TheJach.com

Jach's personal blog

(Largely containing a mind-dump to myselves: past, present, and future)
Current favorite quote: "Supposedly smart people are weirdly ignorant of Bayes' Rule." William B Vogt, 2010

Two problems addressed by an issue tracker, testing, and code review

I haven't been coding much since "retirement". A bit here and there, and I enjoy it every time, but sometimes I'll go weeks without doing any. Still, what little I've done, I've recognized some insights about myself and the way I write software that I might not necessarily have fully gained if I still had employment. It's nothing mind-blowing, I'm sure many programmers either realize something similar already, or just don't have the same problems. (Parts of the methodologies of professional development try to prevent the problems from arising, and you can make use of those as an amateur/hobbyist/out-of-worker just fine, as we'll see.)
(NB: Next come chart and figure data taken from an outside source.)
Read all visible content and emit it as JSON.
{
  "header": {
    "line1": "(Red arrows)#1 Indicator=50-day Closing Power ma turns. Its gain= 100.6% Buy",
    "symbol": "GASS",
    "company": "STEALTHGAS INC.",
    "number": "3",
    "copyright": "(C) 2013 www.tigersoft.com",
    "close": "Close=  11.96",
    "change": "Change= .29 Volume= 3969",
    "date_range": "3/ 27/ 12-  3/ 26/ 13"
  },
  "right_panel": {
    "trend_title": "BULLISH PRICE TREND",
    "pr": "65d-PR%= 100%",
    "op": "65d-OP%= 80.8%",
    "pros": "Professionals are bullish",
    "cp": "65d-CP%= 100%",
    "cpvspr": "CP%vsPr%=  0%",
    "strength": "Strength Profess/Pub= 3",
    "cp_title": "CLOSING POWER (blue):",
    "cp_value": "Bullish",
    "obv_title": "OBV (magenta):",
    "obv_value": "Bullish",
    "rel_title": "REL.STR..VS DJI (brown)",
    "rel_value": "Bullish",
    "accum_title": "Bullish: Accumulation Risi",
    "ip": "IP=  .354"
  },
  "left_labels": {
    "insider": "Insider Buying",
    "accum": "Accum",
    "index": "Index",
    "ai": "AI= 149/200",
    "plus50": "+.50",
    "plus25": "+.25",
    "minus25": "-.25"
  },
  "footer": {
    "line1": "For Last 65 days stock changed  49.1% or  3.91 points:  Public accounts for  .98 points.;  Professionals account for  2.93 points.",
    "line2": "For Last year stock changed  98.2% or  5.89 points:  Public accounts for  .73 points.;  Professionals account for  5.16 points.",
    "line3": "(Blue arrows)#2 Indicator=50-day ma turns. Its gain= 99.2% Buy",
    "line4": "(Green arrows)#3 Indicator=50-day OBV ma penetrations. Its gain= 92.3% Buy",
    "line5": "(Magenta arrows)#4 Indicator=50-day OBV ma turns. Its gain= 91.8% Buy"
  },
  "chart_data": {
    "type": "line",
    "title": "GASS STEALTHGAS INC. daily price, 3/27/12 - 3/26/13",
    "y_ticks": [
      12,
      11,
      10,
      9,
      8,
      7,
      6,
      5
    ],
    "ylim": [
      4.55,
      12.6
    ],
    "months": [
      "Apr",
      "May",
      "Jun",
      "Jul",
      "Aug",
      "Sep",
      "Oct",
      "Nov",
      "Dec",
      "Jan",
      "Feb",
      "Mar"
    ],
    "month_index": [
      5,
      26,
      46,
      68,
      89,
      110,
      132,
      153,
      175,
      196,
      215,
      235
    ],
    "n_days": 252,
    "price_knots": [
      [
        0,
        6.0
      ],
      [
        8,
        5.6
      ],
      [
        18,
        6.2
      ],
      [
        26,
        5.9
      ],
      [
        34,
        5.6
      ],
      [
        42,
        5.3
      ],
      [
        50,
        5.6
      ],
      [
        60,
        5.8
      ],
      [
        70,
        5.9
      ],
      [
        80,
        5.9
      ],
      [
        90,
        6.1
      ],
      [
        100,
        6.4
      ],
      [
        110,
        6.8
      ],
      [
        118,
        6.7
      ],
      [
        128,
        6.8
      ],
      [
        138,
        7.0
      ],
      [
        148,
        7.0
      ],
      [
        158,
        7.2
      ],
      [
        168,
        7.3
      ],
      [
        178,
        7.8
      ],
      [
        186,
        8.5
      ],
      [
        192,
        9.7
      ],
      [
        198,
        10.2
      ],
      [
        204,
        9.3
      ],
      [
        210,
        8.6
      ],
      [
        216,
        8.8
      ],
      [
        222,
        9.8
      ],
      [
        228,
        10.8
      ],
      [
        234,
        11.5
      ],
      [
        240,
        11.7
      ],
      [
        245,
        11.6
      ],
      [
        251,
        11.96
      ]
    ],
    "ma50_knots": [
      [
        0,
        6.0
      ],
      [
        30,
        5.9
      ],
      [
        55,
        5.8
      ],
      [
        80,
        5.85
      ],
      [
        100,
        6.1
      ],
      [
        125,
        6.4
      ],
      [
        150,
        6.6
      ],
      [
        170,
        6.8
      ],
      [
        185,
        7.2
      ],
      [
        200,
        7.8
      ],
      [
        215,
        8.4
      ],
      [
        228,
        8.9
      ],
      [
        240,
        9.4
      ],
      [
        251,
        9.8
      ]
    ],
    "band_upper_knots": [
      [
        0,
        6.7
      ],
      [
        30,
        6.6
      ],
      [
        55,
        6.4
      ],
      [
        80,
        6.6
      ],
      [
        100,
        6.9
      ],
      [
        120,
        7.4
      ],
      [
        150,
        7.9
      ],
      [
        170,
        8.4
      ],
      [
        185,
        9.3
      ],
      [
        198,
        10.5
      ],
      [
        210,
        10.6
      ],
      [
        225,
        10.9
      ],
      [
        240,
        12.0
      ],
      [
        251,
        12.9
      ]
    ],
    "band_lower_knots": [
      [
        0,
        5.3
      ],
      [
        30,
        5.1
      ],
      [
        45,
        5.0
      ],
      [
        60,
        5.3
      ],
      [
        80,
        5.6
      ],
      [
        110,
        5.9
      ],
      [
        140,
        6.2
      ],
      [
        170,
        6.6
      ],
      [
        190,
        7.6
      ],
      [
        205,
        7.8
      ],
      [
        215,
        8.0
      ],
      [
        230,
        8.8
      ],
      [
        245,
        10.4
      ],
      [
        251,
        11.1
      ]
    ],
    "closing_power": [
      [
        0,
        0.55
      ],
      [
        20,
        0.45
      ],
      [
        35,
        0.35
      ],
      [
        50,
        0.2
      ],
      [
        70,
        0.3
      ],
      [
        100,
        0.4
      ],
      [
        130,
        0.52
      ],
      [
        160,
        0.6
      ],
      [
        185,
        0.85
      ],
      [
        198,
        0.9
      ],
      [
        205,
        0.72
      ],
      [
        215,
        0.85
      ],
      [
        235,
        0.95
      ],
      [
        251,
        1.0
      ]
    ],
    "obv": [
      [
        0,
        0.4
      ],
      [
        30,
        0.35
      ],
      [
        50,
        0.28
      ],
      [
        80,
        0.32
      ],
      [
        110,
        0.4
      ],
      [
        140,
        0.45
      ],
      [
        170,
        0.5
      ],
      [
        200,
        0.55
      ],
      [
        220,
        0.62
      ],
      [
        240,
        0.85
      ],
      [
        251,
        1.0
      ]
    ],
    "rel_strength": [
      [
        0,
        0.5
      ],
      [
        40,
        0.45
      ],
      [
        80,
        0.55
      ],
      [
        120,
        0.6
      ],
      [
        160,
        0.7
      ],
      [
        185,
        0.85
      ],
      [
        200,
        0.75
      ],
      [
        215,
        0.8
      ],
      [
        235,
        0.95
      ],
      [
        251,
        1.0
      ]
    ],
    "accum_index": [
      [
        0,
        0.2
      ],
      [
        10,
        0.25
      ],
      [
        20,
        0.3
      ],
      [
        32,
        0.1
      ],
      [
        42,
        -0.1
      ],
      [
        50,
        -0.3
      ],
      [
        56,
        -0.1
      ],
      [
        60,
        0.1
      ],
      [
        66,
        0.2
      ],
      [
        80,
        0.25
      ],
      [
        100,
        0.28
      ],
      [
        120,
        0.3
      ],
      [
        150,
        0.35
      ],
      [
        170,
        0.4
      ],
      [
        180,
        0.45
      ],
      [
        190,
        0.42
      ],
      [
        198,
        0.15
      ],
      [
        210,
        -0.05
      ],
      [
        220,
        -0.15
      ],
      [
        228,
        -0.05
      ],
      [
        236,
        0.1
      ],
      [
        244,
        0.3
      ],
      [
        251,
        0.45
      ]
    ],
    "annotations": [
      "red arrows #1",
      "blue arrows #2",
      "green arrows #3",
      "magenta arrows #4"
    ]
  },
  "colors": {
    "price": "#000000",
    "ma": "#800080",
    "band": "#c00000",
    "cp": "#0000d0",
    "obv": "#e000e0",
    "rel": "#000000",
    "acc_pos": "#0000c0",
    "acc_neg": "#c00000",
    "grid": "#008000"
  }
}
The way to approach this is by noticing two "problems". They both stem from the fact that left to my own devices, my development flow naturally drifts towards a lazy style reminiscent of when I first started programming and didn't know any discipline to make things better. Sometimes that's fine, you can just brute-force it, and indeed that's how many of the things I did got done. An example of this style is not using version control much -- just develop the whole thing until it's ready, then commit it and ship it! Once I have a "base thing" though, I can then more easily apply some discipline, so the two problems I'm now going to highlight come most strongly in the earlier phase.

The first problem I found nicely described by this old blog: Imagination Overrun. The second problem is also described there, Knowing When You're Done.